Borrego Sun - Since 1949

Visitor's View – Coachwhip Canyon


Last updated 4/5/2023 at 12:40pm

You might zip right by Coachwhip Canyon while traveling east on Borrego Salton Sea Way, but this short desert wash at the rugged toe of the Santa Rosa Mountains is well worth a little time to explore.

Coachwhip Canyon is one of those special desert places, offering a Mother Lode for spring wildflowers this year, hiking or camping opportunities and a fascinating landscape of geological wonders. Don't leave your camera behind if you plan on a visit.

To reach Coachwhip Canyon, begin mile zero at Christmas Circle in Borrego Springs and go east on Palm Canyon Drive, also known as Highway S-22 and becoming Borrego Salton Sea Way.

The road will jog north past the airport and again turn east at Pegleg Monument. Continue for 15.6 miles and watch for a small park sign at a dirt road to the left, just a few yards before the Arroyo Salado Campground turnoff on the right. The campground is a good place to camp if you have a few days to explore this fascinating area.

Coachwhip Canyon is an extension of Ella Wash that flows south from the highway.

Coachwhip can be navigated safely in a conventional vehicle, but there are areas of soft sand and rocks, so be alert to road conditions.

An even better way to explore Coachwhip is to hike the mile or so into the canyon along the easy route.

The snake-like canyon is likely named after the coachwhip snake, a resident of this arid area, known for its speed. It survives by feeding on small rodents, bird eggs, small birds, other reptiles and insects.

Spring is breeding season for the coachwhip, so keep an eye out for this harmless reptile if you soon visit.

But it's never that simple. The canyon could also be named for a species of rush milkweed also known as coachwhip milkweed that is found in the area.

At the highway, the canyon is wide, but it will narrow and the eroded sandstone formations that are cut by eons of erosion will get taller.

Like an invitation into Wonderland, the winding road into the narrowing canyon is an irresistible draw to explore a unique landscape formed by geological forces that include earthquakes, massive faulting, wind and water erosion.

Along the way there are alcoves ideal for camping. The walls of the canyon offer protection for desert winds in addition to being scenic backdrops for landscape photography.

The long shadows of early morning and evening shadows and the soft glow of a full moon will turn the curdled landscape into a photographer's paradise.

With this year's ample rainfall, Coachwhip Canyon has been filled with the blossoms of many wildflower species. Some are in clusters, but others are single plants hidden like rare gems waiting for your discovery.

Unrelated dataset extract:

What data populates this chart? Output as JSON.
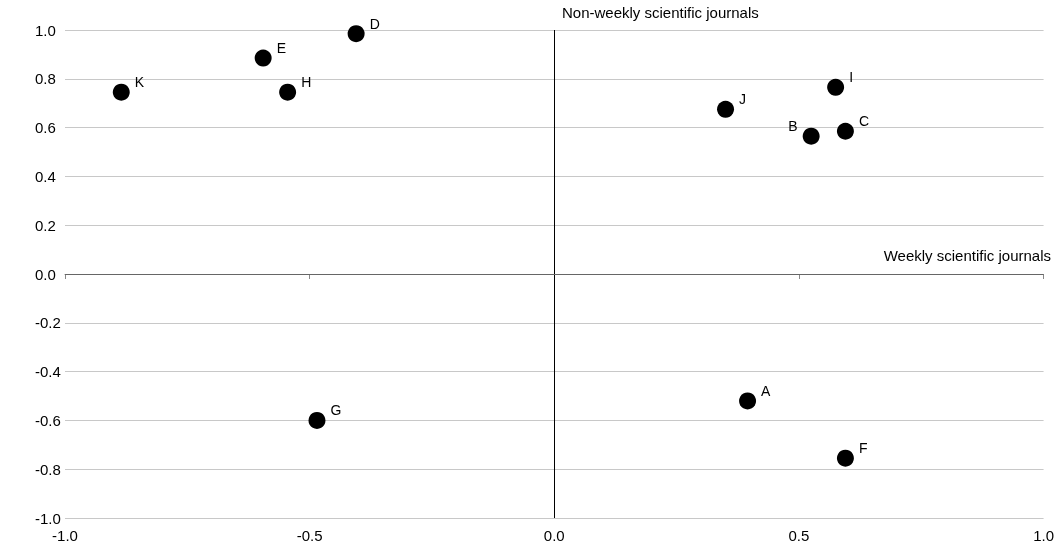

In the shadows beyond your camp light, you may see movement of a curious kit fox, or on a morning hike the tracks of a desert bighorn sheep that passed through the area.

There is much to explore in the vast expanse of Anza-Borrego Desert State Park. Visitors can enjoy short hikes around the park's visitor center or spend days wandering in trackless wilderness.

Here's a must-have suggestion for anyone interested in exploring California's largest state park.

Pick up a copy of "Anza-Borrego Desert Region," a comprehensive guidebook that includes a detailed park map, mile-by-mile route descriptions and GPS coordinates for popular destinations.

The book is available at the visitor center or the Anza-Borrego Foundation State Park Store, located in the Borrego Springs Mall.

It's a good thing they publish new editions every few years because you will wear it out as you joyfully explore all the park has to offer.